Apparently, nearly all GPS-enabled smartwatches a shared cloud platform developed by Chinese white-label electronics maker Thinkrace, one of the largest manufacturers of location-tracking devices.
According to Techcrunch the platform works as a backend system for Thinkrace-made devices, storing and retrieving locations and other device data.
Not only does Thinkrace sell its own child-tracking watches to parents who want to keep tabs on their children, but the electronics maker also sells its tracking devices to third-party businesses, which then repackage and relabel the devices with their own branding to be sold on to consumers.
Ken Munro, the founder of Pen Test Partners, found that Thinkrace made more than 360 devices, mostly watches and other trackers and the brand owner doesn’t even realize the devices they are selling are on a Thinkrace platform.
Each tracking device sold interacts with the cloud platform either directly or via an endpoint hosted on a web domain operated by the reseller.
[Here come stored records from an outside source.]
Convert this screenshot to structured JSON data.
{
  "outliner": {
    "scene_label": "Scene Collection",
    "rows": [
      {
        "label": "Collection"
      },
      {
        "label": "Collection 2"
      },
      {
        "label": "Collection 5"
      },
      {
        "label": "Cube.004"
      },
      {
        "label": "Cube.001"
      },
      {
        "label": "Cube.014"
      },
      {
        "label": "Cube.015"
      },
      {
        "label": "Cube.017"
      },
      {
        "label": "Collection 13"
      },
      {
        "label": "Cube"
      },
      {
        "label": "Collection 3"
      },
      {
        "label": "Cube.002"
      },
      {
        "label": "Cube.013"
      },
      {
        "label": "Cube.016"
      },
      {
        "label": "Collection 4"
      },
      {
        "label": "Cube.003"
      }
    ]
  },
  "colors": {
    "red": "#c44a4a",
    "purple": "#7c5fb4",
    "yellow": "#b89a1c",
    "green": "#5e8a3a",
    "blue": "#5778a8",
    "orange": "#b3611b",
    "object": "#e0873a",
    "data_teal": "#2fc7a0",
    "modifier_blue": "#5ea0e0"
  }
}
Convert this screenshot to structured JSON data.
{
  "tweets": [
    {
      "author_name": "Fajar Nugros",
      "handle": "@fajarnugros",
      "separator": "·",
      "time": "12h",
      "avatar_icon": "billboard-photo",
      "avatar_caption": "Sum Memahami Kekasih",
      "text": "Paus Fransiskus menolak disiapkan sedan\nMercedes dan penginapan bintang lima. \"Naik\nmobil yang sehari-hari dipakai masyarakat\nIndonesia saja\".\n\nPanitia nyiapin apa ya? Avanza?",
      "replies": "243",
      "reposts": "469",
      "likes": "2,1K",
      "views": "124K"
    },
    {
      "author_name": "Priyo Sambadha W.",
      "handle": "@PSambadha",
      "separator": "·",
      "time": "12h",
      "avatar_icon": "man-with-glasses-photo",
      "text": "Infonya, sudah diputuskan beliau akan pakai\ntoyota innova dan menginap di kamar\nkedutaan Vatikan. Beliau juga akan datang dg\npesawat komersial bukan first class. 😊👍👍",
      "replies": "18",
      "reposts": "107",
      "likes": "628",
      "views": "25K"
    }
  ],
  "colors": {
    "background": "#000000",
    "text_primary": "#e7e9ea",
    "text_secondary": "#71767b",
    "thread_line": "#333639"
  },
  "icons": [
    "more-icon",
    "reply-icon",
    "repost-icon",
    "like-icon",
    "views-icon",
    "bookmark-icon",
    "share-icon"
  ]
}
The researchers traced the commands all the way back to Thinkrace’s cloud platform, which the researchers described as a common point of failure.
The researchers said that most of the commands that control the devices do not require authorisation and the commands are well documented, allowing anyone with basic knowledge to gain access and track a device. And because there is no randomisation of account numbers, the researchers found they could access devices in bulk simply by increasing each account number by one.
One device maker bought the rights to resell one of Thinkrace’s smartwatches. Like many other resellers, this brand owner allowed parents to track the whereabouts of their children and raise an alarm if they leave a geographical area set by the parent.
The researchers said they could track the location of any child wearing one of these watches by enumerating easy-to-guess account numbers.
The smartwatch also allows parents and children to talk to each other, just like a walkie-talkie. But the researchers found that the voice messages were recorded and stored in the insecure cloud, allowing anyone to download files.